Debaixo destes princípios poderá Vossa Excelência regular aquelas negociações,
sendo certo que não podem ser admitidas as restrições e Monopólio, que pretende
o Rei de Daomé, por serem tais pretensões expressamente contrárias ao sistema e
princípios liberdade de Comércio, que Sua Alteza Real tem mandado adotar em tão
reconhecida vantagem aos Seus Fiéis Vassalos.
Enquanto aos reconhecimentos sobre o local daqueles países e mais nações, sobre
que Vossa Excelência diz, que serão necessários exames, julgou Sua Alteza Real
que seria a propósito, que Vossa Excelência mandasse proceder a eles por algum
daqueles indivíduos que frequentam os mesmos Portos, encarregando Vossa
Excelência esta diligência aos que parecem mais capazes de a desempenharem, ou
por qualquer outro modo, que o zelo e judicioso discernimento de Vossa
Excelência lhe ditarem, não sendo entretanto mui difícil de espaçar e
temporizar com os Emissários, enquanto se lhes não dá uma decisiva resposta, e
Sua Alteza Real não remete daqui as Cartas que eles devem levar aos Seus Reis.

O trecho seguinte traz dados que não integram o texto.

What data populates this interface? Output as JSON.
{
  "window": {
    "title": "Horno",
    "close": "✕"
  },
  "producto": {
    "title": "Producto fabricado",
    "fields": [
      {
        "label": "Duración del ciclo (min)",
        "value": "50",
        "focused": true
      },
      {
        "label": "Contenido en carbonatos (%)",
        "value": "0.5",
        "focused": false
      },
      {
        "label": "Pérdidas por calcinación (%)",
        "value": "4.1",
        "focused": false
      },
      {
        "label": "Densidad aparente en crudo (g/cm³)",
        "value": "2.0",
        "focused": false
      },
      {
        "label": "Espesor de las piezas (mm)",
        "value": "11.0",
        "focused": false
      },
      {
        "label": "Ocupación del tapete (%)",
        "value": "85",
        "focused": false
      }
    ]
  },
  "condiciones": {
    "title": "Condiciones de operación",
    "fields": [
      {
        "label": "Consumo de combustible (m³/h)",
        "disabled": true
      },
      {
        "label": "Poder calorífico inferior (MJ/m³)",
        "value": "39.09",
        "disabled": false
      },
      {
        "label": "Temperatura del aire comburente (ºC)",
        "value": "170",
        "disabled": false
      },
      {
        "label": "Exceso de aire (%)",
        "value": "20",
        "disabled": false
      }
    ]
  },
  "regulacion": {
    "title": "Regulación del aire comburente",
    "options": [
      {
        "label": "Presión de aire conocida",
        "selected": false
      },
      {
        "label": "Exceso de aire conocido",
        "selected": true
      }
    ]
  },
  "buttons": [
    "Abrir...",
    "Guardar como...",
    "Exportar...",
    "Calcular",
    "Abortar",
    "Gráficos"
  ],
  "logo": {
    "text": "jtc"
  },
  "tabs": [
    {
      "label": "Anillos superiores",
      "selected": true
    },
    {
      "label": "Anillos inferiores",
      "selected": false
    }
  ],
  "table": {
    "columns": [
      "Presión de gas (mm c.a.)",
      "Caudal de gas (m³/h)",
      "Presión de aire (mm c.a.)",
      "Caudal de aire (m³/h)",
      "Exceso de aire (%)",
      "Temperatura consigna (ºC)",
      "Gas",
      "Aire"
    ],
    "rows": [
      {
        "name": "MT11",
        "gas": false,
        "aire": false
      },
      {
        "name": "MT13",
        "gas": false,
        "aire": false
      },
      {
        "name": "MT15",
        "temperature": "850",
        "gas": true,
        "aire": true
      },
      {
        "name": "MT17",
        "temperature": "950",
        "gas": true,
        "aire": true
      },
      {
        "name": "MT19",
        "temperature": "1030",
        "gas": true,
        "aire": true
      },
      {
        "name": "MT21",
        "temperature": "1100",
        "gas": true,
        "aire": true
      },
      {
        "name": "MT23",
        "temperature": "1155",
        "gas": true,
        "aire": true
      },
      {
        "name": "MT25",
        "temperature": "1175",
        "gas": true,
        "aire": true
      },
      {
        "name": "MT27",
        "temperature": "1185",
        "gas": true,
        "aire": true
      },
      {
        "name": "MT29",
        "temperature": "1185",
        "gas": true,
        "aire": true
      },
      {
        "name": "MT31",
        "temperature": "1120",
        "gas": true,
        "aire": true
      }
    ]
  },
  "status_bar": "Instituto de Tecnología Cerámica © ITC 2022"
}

O que participo a Vossa Excelência para sua inteligência.
Deus Guarde a Vossa Excelência.
[Conselheiro Negócios Estrangeiros]
Palácio do Rio de Janeiro, 2 de agosto de 1811.
Conde das Galveas.
Senhor Conde dos Arcos.
Carta 5: BN-RJ - II-33,29,127
De: conde das Galveas, ministro de assuntos estrangeiros
Para: conde dos Arcos, governador da Bahia
Local e data: Palácio do Rio de Janeiro, 21.03.1812
Transcrição e atualização ortográfica por Flávia Maria de Carvalho
(fl. 1) ilustríssimo Excelentíssimo Senhor
Acuso a recepção do ofício que Vossa Excelência me dirigiu em data de 24 de
fevereiro do corrente ano sobre os embaixadores Pretos que se acham ainda nessa
cidade, e que conviria fazer retirar para a sua Pátria com a brevidade
possível, e tendo levado a presença de Sua Alteza Real Nosso Senhor aprova o
mesmo senhor que Vossa Excelência assim o pratique pela maneira que for mais
conveniente e própria em tais ocasiões: e havendo já Sua Alteza Real mandado
dar de presente ao chefe daquela embaixada uma bandeja de um aparelho completo
de chá, ordena que Vossa Excelência quando julgue a propósito a bem do tráfico
e relações que temos com os territórios donde lhe vieram, e sendo essa a
prática que aí se tem seguido em semelhantes ocorrências, mimosear os mesmos
Embaixadores o faça, regulando-se em tal caso via devida proporção do presente
que se Sua Alteza Real lhes mandou dar, e conciliando a conveniente e
necessária decência que se deve guardar a semelhante respeito com as atuais
exigências ao Estado.
Deus Guarde a Vossa Excelência.
Palácio do Rio de Janeiro em 21 de Março de 1812.